Matthew Henry’s Bible commentary offers this: When we arise from the death of sin to the life of righteousness, we must leave our grave-clothes behind us, must put off all our corruptions. Christ left those in the grave, as it were, for our use if the grave be a bed to the saints, thus he hath sheeted that bed, and made it ready for them; and the napkin by itself is of use for the mourning survivors to wipe away their tears. The grave-clothes were found in very good order, which serves for an evidence that his body was not stolen away while men slept. Robbers of tombs have been known to take away the clothes and leave the body; but none [prior to the practices of modern resurrectionists] ever took away the body and left the clothes, especially when it was fine linen and new, Mark 15:46. Any one would rather choose to carry a dead body in its clothes than naked. Or, if those that were supposed to have stolen it would have left the grave-clothes behind, yet it cannot be supposed they should find leisure to fold up the linen. The IVP New Testament Commentary offers this: Great attention is given to the grave clothes. The strips of linen (vv. 5-6; othonia) were the covering for the body, whether they consisted of strips, as in the NIV, or a shroud (see comment on 19:40) or both. Since Jesus’ resurrected body was able to appear in a locked room (v. 19), it seems he simply passed through the grave clothes. With the body gone, the clothes were presumably collapsed, though perhaps retaining much of their shape due to the spices. The cloth for Jesus’ head (soudarion) was either a face covering or a cloth tied around Jesus’ face to hold his jaw in place (see comment on 11:44). If the latter, then perhaps John’s description indicates the cloth was lying in place, still in the oval shape it had when around Jesus’ head. Or it could be John means this cloth, however it had been used, was in a separate place, rolled or wrapped up (v. 7, entetyligmenon). Jesus’ body passed through the grave clothes, presumably including the soudarion, so the fact that the soudarion was rolled up suggests Jesus tidied up before leaving! “There were no traces of haste. The deserted tomb bore the marks of perfect calm” (Westcott 1908:2:340). The royal calmness of Jesus throughout his Passion is also hinted at here in his resurrection. 
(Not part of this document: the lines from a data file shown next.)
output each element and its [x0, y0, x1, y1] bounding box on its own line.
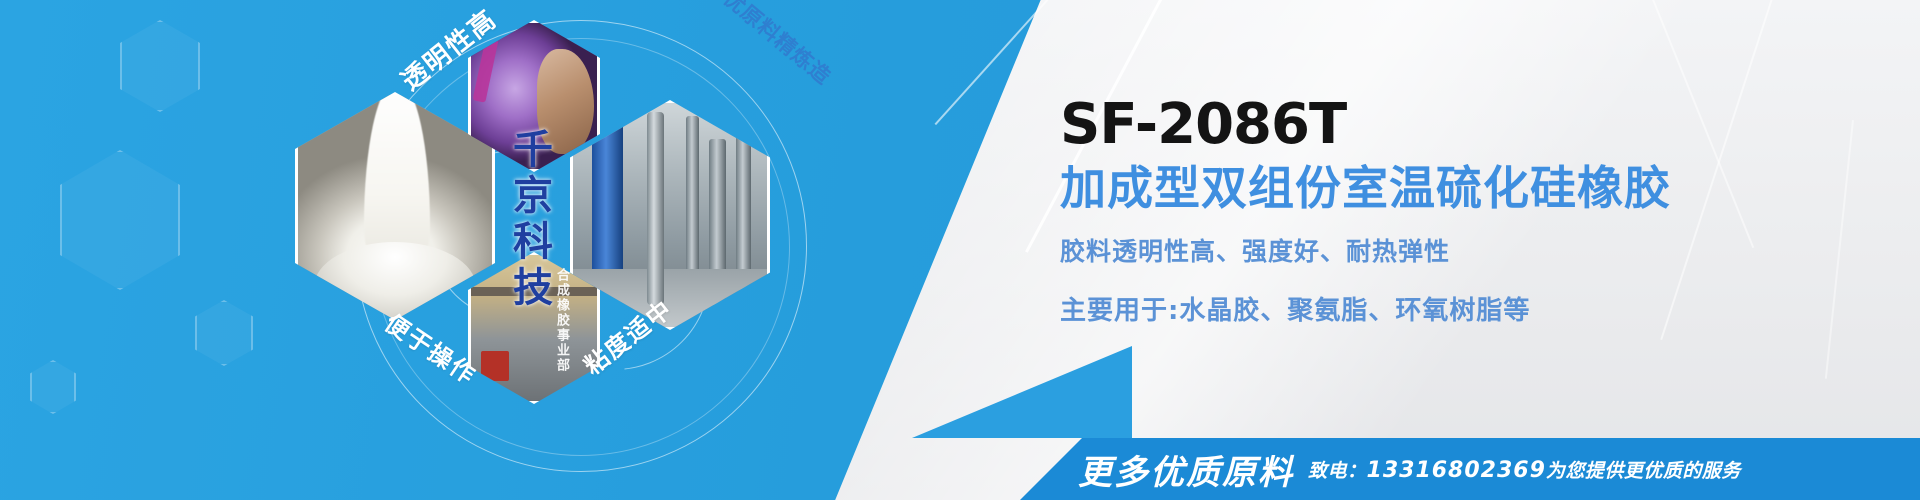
- contact-title: 更多优质原料: [1078, 445, 1294, 494]
- product-headline: 加成型双组份室温硫化硅橡胶: [1060, 163, 1900, 215]
- contact-prefix: 致电：: [1308, 456, 1367, 483]
- product-feature-line: 胶料透明性高、强度好、耐热弹性: [1060, 232, 1900, 268]
- department-name-vertical: 合成橡胶事业部: [552, 268, 571, 373]
- product-model: SF-2086T: [1060, 96, 1900, 155]
- product-usage-line: 主要用于:水晶胶、聚氨脂、环氧树脂等: [1060, 290, 1900, 327]
- contact-phone-number[interactable]: 13316802369: [1367, 458, 1546, 483]
- contact-suffix: 为您提供更优质的服务: [1546, 456, 1741, 483]
- product-banner: 透明性高 优原料精炼造 便于操作 粘度适中 千京科技 合成橡胶事业部 SF-20…: [0, 0, 1920, 500]
- contact-bar: 更多优质原料 致电： 13316802369 为您提供更优质的服务: [1020, 438, 1920, 500]
- product-copy-block: SF-2086T 加成型双组份室温硫化硅橡胶 胶料透明性高、强度好、耐热弹性 主…: [1060, 96, 1900, 327]
- brand-name-vertical: 千京科技: [500, 128, 558, 312]
- contact-details: 致电： 13316802369 为您提供更优质的服务: [1308, 456, 1741, 483]
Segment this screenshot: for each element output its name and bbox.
John Wesley offered this comment: Peter seeth the linen clothes lie – and the napkin folded up – The angels who ministered to him when he rose, undoubtedly folded up the napkin and linen clothes. (Remember that some who had come to the tomb reported seeing angels.) 

My observation: Others have commented that, in seeing the folded napkin, John “believed”…… believed the reports of the women? That Jesus had been resurrected miraculously and not stolen? Believed all that Jesus had prophesied about his death and resurrection? …. because the napkin would likely have been missing or simply thrown in a corner if theives had done this. Additionally, we may never know why John felt led to share this particular detail, but the point to take away is that it had significance to John in the moment…….enough that he became immediately aware that something totally new was being done and he became willing to continue to await Jesus’ revelation of himself and his plan. He knew he didn’t have all the information but became convinced that Jesus would show them what was to be done next. And we must have the same kind of faith, even in the face of questions about “why” this or that is the way it is!